The amount of content creators on SteemIt is still incredible high. In my opinion it's safe to assume that less that 10% of the population would be content creators. On SteemIt it's over 40%, so that results in a lot of below-average content and/or spam.

Well yeah, I may have overstated it. The ratio of authors to curators is still really high, but I guess just not as high as I thought it might be. I've felt for a while that there really needs to be a stronger incentive to curate. That way, there's a little more focus on enjoying content that's already there, and that's an activity that appeals to the average person; creating content does not. I think alot of people are coming here to work, not to enjoy themselves, and that's not good for the long term.

Also, I agree that so many people trying to author their own content results in alot of garbage. That in turn also makes it worse for the curators. Most of the time, I just don't want to deal with digging through new posts in an attempt to find anything cool.

Worst stock photo.... evar.

Interesting stats. What do you think, has HF19 improved steemit or was it not successful overall ?

The linear rewards were very needed. It has given people exactly as much power as their STEEM POWER. The increase in max voting power per vote from 0.5% to 2% has caused a lot of problems.

I agree, cannot "blame HF19" as it is made up of different components.

The 2% is the drop in power per vote, the change from 0.5% being 4x drop, and to "balance" this each vote is now worth 4x more. That was the error.

Yes, it is also a matter of perception, being on 50% power now is still twice as powerful as being on 100% pre-HF19, but it just looks worse! And for most people, who never look "under the hood" at the formulas and algos, perception is everything.
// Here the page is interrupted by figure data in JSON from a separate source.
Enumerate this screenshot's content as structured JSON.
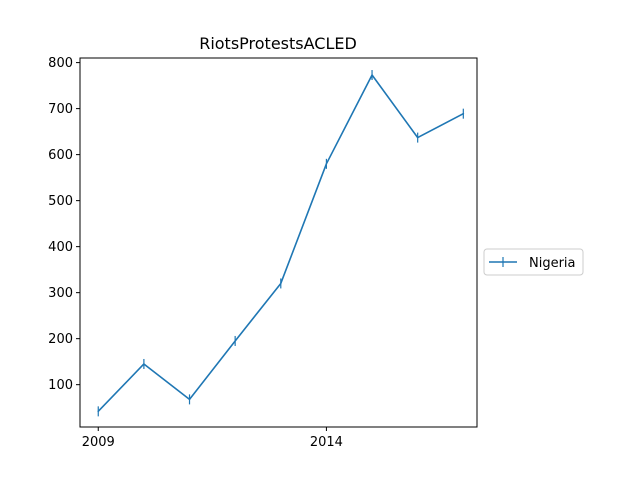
{
  "chart_data": {
    "type": "line",
    "title": "RiotsProtestsACLED",
    "xlabel": "",
    "ylabel": "",
    "x": [
      2009,
      2010,
      2011,
      2012,
      2013,
      2014,
      2015,
      2016,
      2017
    ],
    "xlim": [
      2008.6,
      2017.3
    ],
    "ylim": [
      8,
      810
    ],
    "x_ticks": [
      2009,
      2014
    ],
    "y_ticks": [
      100,
      200,
      300,
      400,
      500,
      600,
      700,
      800
    ],
    "grid": false,
    "legend": "outside-right",
    "series": [
      {
        "name": "Nigeria",
        "color": "#1f77b4",
        "marker": "vertical-tick",
        "values": [
          42,
          145,
          68,
          195,
          320,
          580,
          773,
          637,
          689
        ]
      }
    ]
  }
}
What the devs feared is actually what is happening! The ability to stay at 100% power limits one's votes to 11 per day, so after a few self-votes there is little love left to spread around. Again, yes you can pretend to be in pre-HF19 by using up 40 votes per day and keeping your power at 25% (25% x4 = 100%), but I think most people won't see it that way.

Anyway, this part of HF19 is in need of change - the most obvious way is to change the formula for rshares, but this could be combined with a change to a 1% drop. There are different ways of balancing this, just so long as people understand that more votes will mean lower rewards per vote.

Very interesting analysis.

I think those are the most interesting stats:

not sure you left or well, thank you for the post and the great guidelines :) you won a forth place on my curation round..


best of luck to you.

You were doing so well! Where did you go?? I was also away for a spell..

xx hahaha

You've been gone, too..! Hi buddy. Come back! I'm finally getting back into the swing of things here - it was crazy busy, and my other laptop was in terrible shape until I was able to get this new one.

Dat stock photo tho.

At what point does Steemit become too big for new art, media, blogs, videos, shares to never see the light of day. I see that already pretty much - you could possibly write the next Lord of the Rings and post here but if you have 15 followers you'll get $0.01 that too from your self-vote (I know topic of contention at this point).

I personally am not big on curating - I know the author technically is supposed to get the lions share of the earnings but when steemit becomes so big that your posts won't ever really see the figurative light of day over say a Haejin and his graphs - it becomes an income disparity problem based on following. But that's a classic chicken before the egg issue.

I feel like steemit could try to formalize the topics/categories a little more and have subscriptions based on categories so maybe if I post a new poem for example and no one was there to read it in the first 10 minutes before it got buried in 200 other posts in poetry - it just isn't lost to the world pretty much - never earning anything.

Don't mind me I'm just cribbing :)

Great idea. Truly - the subscribing to topics thing is brilliant. It would be a game changer.